Here's what I learned.

(a) That many of the people at Oxford do not have a clue about how people from poorer backgrounds live, what their schools are like, what their jobs are like or what their expectations are. (This is a cliché for which I apologise, but it is one that is too often true. I'd also observe that I was there during the miners' strike and the most noticeable thing was not which side people were on but that most of them seemed unaware it was taking place.)

(b) That however intelligent many Oxford people are - and some were frighteningly so, well out of my league - that very awareness of one's own intelligence is often a barrier to its application. Feeling that you know everything is not conducive to doubt, to listening, to awareness of how very much you do not know.

(c) That for these two reasons, very many highly intelligent people are functionally stupid in most situations outwith their own specialisms (and in some ways, within them too).

(d) That non-Oxbridge people are not in any meaningful sense less intelligent than Oxbridge people. They just think they are.

(e) That most of what Oxford provides is something - something which more impressive to other people than it actually merits - to put on your CV, and access to a networking system that enables you to make use of it.

(f) That you can get away with an almost entire absence of effort, academically, as your tutors are really only interested in a few high-flyers. (I can actually see their point, now, and I don't really mind.)

I could go on, but you get my point. I didn't and don't like the place, for reasons which right or wrong are at least well-informed, though I confess it does make Oxford a much more interesting place to live in (I stayed on in the city for thirteen years after finishing my studies) than it might be otherwise.

What did it give me? A loathing of smugness and a love of Oxford United. Come on you Yellows.


@ ejh - oddly (though we're contemporaries) I didn't take any of these lessons away, apart from (e). Mind you, (b) and (c) are true - though I learnt these from working in finance, not at Oxford.


Hmm, thinking back I don't think I had nearly as many insights from college, nice to see you had a lot of lessons. @ejh funny!


Did a brief post-grad stint at Cambridge. The place, of course, is absolutely gorgeous. The facilities are superb. I felt ten feet tall showing friends and family about the place. But I found some of the people a little smug, and I got a greater intellectual buzz (at least in social science subjects) at Essex Uni. I think it may be to do with the compact nature of the campus and the sheer number of leading academics, in similar or related fields, working visibly very hard, and in close proximity to each other; very often with their office doors opened wide, bouncing ideas around.
I think the most important lesson learning should give you is to make you aware of our boundless ignorance; both individually and collectively. Not to be disheartened by it, but seek to push the boundary out, even a little further. Even if we are just splashing on the beach of the ocean, in terms of knowledge, what we think we do know is, I think, still amazing.

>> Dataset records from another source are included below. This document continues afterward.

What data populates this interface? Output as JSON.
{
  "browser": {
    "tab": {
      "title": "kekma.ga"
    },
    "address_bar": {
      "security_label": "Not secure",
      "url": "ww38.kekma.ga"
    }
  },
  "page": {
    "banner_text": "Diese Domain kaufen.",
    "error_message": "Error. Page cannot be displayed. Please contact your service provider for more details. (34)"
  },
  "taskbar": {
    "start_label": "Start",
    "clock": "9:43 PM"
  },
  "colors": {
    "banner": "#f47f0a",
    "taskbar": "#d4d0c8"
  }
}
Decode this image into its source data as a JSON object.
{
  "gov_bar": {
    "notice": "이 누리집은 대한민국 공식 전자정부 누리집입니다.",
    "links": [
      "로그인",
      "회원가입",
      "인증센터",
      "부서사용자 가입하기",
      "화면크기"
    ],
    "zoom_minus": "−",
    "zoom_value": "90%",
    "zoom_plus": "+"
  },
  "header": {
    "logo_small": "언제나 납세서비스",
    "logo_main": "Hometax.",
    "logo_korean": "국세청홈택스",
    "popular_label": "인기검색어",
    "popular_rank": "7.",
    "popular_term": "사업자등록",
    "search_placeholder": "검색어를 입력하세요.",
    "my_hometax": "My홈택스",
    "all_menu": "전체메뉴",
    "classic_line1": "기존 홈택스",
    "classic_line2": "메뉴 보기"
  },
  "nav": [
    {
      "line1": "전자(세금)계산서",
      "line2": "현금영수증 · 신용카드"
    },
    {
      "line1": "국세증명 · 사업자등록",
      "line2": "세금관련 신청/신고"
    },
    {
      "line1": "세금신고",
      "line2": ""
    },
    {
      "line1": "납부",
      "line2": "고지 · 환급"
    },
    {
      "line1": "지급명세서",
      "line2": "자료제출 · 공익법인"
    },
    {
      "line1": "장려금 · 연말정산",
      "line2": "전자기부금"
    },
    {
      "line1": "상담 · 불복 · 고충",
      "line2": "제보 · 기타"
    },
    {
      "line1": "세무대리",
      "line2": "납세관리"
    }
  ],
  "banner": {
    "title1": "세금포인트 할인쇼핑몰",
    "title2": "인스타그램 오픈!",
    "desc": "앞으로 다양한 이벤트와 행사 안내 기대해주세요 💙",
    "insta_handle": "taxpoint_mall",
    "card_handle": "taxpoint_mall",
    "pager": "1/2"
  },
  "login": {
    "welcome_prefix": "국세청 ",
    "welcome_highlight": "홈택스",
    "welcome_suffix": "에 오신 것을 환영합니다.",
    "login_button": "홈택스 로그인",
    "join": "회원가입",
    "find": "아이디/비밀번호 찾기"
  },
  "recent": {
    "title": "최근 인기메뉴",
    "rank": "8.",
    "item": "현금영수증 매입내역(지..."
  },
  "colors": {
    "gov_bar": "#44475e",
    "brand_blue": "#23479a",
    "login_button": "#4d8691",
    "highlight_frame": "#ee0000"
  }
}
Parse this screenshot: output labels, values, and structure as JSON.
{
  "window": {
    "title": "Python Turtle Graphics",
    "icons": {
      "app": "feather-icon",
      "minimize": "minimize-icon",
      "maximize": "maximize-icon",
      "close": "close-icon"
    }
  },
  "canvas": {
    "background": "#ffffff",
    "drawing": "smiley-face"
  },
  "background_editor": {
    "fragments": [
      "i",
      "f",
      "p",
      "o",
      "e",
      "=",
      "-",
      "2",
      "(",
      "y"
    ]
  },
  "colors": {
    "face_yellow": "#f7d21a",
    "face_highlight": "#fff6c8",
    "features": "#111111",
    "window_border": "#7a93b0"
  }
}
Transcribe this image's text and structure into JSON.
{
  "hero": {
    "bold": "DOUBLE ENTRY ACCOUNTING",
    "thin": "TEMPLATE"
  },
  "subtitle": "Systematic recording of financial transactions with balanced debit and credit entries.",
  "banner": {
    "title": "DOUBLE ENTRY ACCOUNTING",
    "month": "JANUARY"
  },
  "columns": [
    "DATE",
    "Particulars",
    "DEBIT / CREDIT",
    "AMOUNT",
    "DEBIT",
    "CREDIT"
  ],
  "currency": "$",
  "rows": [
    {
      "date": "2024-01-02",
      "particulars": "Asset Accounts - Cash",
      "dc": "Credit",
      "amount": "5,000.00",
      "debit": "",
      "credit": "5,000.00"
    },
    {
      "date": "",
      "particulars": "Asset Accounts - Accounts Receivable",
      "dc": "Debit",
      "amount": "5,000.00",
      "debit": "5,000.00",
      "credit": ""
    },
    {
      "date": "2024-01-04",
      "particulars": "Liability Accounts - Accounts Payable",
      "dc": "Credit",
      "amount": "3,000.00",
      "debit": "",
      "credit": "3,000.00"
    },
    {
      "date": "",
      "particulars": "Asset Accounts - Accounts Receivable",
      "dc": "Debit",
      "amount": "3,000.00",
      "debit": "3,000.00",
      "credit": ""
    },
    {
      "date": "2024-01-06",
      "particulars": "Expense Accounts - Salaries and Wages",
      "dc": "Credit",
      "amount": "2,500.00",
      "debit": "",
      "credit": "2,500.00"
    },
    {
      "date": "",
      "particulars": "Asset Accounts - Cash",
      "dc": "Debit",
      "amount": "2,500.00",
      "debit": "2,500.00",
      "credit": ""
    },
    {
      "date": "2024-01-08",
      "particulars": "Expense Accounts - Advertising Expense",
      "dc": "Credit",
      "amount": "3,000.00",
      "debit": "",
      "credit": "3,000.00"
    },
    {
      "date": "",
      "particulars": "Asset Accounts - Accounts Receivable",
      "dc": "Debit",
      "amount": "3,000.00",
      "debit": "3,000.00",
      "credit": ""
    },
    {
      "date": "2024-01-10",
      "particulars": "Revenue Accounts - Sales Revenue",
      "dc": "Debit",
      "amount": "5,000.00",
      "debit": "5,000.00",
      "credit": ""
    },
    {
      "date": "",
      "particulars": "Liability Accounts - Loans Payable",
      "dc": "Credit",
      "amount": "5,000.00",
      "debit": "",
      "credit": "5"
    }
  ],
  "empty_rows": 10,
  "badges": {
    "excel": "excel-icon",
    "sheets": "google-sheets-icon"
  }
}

PPE, almost 50 years since I started. Learned to skim read lots of things, and not to rely on textbooks. And how to write an essay on almost anything in two or three days. But the culture of being clever and "original," rather than getting a thorough grounding in anything was a handicap. I later discovered that the despised Americans often, if they had done graduate degrees (which I also did), had a much more rounded education than I had. But I suppose through it all I did learn some scepticism, and that there was rarely a prepackaged right answer.

Bloody Rotter

Current PPEist here. 'Quantitative Economics' (introductory stats) is now a core economics module that must be taken if any other advanced econ options are. Further, full Econometrics and Math Methods papers are possible. From what I've heard, economics is far more technical than it used to be.

My modern perspective: the university is still packed with brats,though many must be relatively less privileged than in previous decades. Organization, discipline, money and an excellent education BEFORE Oxford seem crucial to getting firsts. Personality and connections are still crucial to landing the seemingly most prestigious and selective jobs.